Once they are alone, the man begins tearing at Edith's clothes, but Edith buys time by saying she smells something burning in the kitchen. Edith's cake is, in fact, burning in the oven, and the man allows her to pull it out. When he tells her to get rid of it, Edith suddenly stuffs the burnt cake into his face, then shoves him out the back door, and frantically runs through the living room out the front door and over to Gloria and Michael's house, where the party is supposed to take place. As Edith's family and friends yell "Surprise!", she collapses in sobs into Archie's arms, causing Archie to realize something is wrong.

In Part 2, Edith confides to her family what happened, and they are all outraged. Mike and Gloria want Edith to go to the police, but Edith refuses, wanting only to forget it ever happened, while Archie fears the man will try to smear her in court to make it seem like Edith was coming on to him instead; he recalls how they didn't press charges against the man who attacked Gloria years earlier for that exact reason. (Note: As depicted in the third season episode "Gloria the Victim".) With Mike, Archie goes back home to search the house to see if the rapist is still there, but all they find are some of the man's discarded clothes he left in the closet. Edith and Gloria return soon after, followed by the police, who reveal they might've picked the man up. They ask Edith to make a statement and identify the clothes, but she fearfully refuses.

Over the next two weeks, Edith descends into a state of constant fear and depression, constantly ironing sheets and panicking anytime anyone comes to the door; Archie's attempts to be caring and supportive are of little help. Gloria then reveals that the man was subsequently released and attacked another woman, but then was picked up by the police a second time. She urges Edith to go to the police station and identify the man, to prevent him from assaulting any other women. When Edith still refuses, Gloria calls her out on how hypocritical she's being, and when she declares that Edith is no longer her mother, Edith slaps her face. The shock of what she has just done snaps Edith out of her depression, and after apologizing to Gloria, she finally agrees that she needs to identify her attacker to the police. She leaves for the police station with Archie, hoping that her actions will put the rapist away for good.

==Production==
"Edith's 50th Birthday" originally aired as a one-hour episode. In syndication, it is aired as a two-part episode.

Norman Lear consulted with Gail Abarbanel, the founder and director of the Rape Treatment Center at Santa Monica Hospital, and hosted advance screenings for police and hospitals across the country.

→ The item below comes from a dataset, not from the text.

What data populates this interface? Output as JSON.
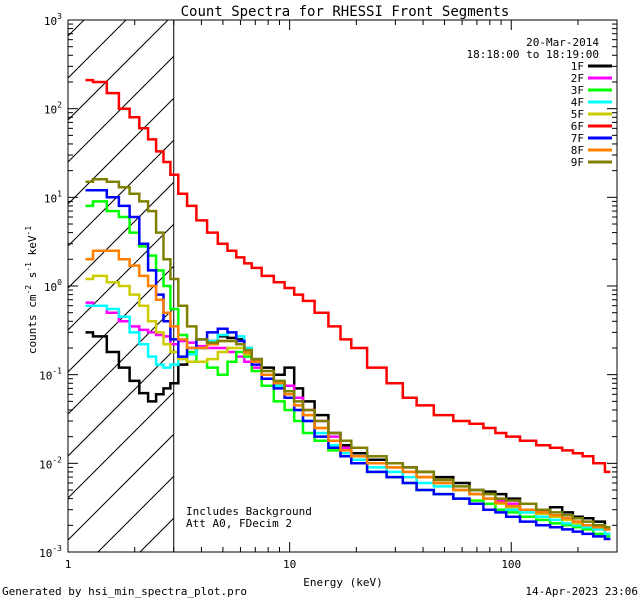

It was originally suggested that this storyline be written so that Ann Romano (portrayed by Bonnie Franklin) would be the one attacked on an episode of One Day at a Time. However, Lear changed it to Edith Bunker because he wanted to make a statement that this could happen to anyone, even someone as simple and naive as Edith.

The episode mentions events from the third season's "Gloria The Victim", in which Gloria was almost raped while walking home from work. In that episode, Edith relates an incident where she herself had been the victim of an attempted date rape as a teenager in the 1940s, during a double date visit to Rockaway Beach, but due to the social norms of the time she had not pressed charges. Gloria also corrects Archie's misconception that she was "over" her ordeal, stating that four years later she still refuses to walk by the area where she was attacked.

==Response==
The New York Police Department showed this episode, along with other films, to convey the woman's side of rape. It was also shown at rape crisis centers.

In 1996, TV Guide included this episode as part of its "100 Most Memorable Moments in TV History", ranking it # 64.

The scene where Edith uses the burnt cake to attack the rapist and then escape prompted the loudest cheers and applause from the studio audience in the history of the entire series. According to an interview in the E! True Hollywood Story, which covered All in the Family, David Dukes maintained that he received persistent death threats from some viewers for years for his character.